Mumpreneur: a woman who combines running a business with looking after her children.
It’s a real word and has been included in the Collins English Dictionary since October…..but this word has caused a bit of a stir amongst business women. Many of us have chosen this path, the perfect way to combine a career without passing on the childcare to someone else. But is the term derogatory?
Becoming a Mumpreneur has meant a positive change to many mothers who have struggled with need to earn a living whilst being there for their family and retaining their independence. But I have to admit that I am not personally comfortable with the word….after all, there doesn’t seem to be a male equivalent. I have been running my own business for the past seven years and my youngest was two when it all began, but I have never felt the need to label my career choice. I sometimes find it difficult to explain what I do…being there to take the children to school and pick them up again. Wearing jeans and a T-Shirt most days doesn’t do much for your business credibility. But if I make money that way, should I care? As long as it works for me.
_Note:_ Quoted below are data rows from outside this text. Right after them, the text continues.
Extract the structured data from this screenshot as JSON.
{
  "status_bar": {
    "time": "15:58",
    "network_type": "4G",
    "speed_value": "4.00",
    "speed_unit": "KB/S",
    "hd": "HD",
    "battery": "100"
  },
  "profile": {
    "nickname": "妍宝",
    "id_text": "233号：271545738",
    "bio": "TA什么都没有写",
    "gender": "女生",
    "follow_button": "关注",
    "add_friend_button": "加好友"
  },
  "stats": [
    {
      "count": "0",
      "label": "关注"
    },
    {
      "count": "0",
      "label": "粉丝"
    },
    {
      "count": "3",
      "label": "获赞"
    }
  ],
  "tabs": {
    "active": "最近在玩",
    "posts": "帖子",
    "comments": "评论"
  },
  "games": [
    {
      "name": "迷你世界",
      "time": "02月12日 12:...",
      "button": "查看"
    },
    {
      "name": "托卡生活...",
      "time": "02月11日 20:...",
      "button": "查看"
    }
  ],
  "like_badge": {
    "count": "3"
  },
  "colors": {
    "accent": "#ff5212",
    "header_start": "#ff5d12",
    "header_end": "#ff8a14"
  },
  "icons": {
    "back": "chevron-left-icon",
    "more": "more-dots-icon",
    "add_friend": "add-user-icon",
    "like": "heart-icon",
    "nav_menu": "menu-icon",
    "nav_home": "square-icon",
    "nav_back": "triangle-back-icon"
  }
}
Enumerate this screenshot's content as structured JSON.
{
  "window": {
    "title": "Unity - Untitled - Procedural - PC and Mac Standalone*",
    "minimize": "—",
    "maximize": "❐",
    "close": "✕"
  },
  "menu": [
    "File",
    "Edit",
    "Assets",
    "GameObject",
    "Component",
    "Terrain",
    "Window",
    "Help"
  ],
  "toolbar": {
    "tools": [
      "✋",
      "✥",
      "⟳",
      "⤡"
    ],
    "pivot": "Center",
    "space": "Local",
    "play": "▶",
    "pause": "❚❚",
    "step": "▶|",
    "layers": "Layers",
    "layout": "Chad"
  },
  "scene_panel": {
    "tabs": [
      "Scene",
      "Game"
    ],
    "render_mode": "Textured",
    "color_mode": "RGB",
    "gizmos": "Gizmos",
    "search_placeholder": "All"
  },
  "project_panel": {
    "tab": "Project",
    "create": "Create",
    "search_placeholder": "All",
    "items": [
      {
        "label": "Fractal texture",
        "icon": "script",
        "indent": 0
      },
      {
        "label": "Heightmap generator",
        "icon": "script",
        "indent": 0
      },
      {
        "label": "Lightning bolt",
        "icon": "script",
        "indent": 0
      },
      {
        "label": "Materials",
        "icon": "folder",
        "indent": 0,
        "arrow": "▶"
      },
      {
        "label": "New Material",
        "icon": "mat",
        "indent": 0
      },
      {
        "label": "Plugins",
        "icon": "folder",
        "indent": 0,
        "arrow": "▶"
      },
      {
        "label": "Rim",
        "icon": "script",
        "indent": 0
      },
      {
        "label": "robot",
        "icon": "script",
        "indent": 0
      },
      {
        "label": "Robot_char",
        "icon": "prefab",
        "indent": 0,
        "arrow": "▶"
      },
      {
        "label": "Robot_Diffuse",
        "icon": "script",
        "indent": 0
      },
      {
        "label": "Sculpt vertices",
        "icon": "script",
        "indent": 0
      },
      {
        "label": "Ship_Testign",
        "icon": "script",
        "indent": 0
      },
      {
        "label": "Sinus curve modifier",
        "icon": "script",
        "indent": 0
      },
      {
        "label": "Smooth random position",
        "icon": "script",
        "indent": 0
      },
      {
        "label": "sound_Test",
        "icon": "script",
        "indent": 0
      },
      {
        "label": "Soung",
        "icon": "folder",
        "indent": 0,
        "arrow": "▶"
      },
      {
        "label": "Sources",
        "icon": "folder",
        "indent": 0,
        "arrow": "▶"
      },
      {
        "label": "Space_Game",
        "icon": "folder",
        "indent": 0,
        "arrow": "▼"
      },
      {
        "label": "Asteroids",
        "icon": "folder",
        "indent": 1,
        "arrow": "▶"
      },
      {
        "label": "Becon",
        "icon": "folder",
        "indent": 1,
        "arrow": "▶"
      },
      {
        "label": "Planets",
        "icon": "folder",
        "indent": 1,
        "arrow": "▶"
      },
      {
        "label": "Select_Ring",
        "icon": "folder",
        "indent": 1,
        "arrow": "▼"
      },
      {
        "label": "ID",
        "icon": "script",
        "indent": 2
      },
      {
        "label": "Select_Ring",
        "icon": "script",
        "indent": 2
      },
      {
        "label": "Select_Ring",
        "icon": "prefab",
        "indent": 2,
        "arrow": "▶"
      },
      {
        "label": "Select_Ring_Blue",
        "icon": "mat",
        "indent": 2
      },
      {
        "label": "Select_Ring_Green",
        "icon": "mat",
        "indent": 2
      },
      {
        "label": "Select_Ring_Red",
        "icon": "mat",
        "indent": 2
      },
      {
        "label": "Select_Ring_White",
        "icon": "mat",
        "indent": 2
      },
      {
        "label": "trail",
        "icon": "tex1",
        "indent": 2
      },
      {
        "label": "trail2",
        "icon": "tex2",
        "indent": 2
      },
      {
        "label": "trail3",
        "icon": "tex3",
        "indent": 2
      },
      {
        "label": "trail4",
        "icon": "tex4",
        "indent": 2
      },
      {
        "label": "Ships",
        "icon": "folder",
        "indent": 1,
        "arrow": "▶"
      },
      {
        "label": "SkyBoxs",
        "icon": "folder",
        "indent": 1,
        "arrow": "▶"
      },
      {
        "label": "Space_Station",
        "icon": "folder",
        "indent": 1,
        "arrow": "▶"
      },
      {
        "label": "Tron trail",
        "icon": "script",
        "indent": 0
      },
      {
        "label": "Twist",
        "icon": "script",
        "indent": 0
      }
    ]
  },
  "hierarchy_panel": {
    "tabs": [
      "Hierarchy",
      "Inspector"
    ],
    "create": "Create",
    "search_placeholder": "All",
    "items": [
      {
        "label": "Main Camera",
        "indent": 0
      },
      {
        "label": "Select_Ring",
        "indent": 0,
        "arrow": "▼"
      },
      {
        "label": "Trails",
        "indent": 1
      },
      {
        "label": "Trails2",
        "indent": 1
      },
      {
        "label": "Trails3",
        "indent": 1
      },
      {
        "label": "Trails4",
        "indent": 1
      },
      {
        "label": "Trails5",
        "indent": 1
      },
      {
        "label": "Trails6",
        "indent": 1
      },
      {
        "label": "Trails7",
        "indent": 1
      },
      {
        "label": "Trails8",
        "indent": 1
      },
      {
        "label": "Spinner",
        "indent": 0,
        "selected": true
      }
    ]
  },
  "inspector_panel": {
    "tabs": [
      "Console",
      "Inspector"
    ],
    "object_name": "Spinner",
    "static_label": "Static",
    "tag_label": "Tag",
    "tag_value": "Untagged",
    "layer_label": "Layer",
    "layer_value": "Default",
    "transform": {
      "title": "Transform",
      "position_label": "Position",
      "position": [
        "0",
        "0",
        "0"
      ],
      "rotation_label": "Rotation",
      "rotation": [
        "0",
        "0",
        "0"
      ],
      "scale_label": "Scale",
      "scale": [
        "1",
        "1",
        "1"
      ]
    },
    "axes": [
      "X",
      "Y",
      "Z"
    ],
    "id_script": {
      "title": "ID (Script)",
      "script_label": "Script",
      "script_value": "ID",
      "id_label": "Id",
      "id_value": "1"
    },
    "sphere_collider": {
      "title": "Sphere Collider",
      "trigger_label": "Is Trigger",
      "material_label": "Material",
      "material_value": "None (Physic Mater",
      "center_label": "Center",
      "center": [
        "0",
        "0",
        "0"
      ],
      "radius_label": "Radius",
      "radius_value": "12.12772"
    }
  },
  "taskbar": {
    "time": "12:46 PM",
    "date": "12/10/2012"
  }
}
Perhaps I think differently to those who like to use that label. After all, I still work in my professional capacity as a Pharmacist on odd days, working as a locum in community pharmacy, a couple of days a month for a GP and also review other Pharmacists professional development. I combine this with Adventure Togs and the usual cooking, cleaning, washing, school run, after school stuff, homework helping, shopping, and so on. Does that make me a Mumpreneur?
The online community of work-from-home mothers may have invented this new word, but the concept is as old as the hills. Women have always juggled self-employment with bringing up a family by taking in ironing or sewing, cleaning, etc. The concept is not new, but the word is very 2012!
Are you a Mumpreneur?
Photo by flickr user T-Koni
I must admit, I really used to dislike this phrase, but mumpreneur basically means a business woman who works from home while raising her child. A business woman may also work from home, but she will not be juggling the demands of raising her child at the same time.
It is a kudos, and shows the hard work involved in juggling the two, so if you’re a mumpreneur stand up tall and proud – multitasking like this is to something to be sneered at!
I blogged about this too http://www.littlesheep-learning.co.uk/blog/2011/mumpreneur/ I am happy to use the term as a mum with a business who juggles running a business with children but I don’t generally use it to define myself outside of the mumpreneur community.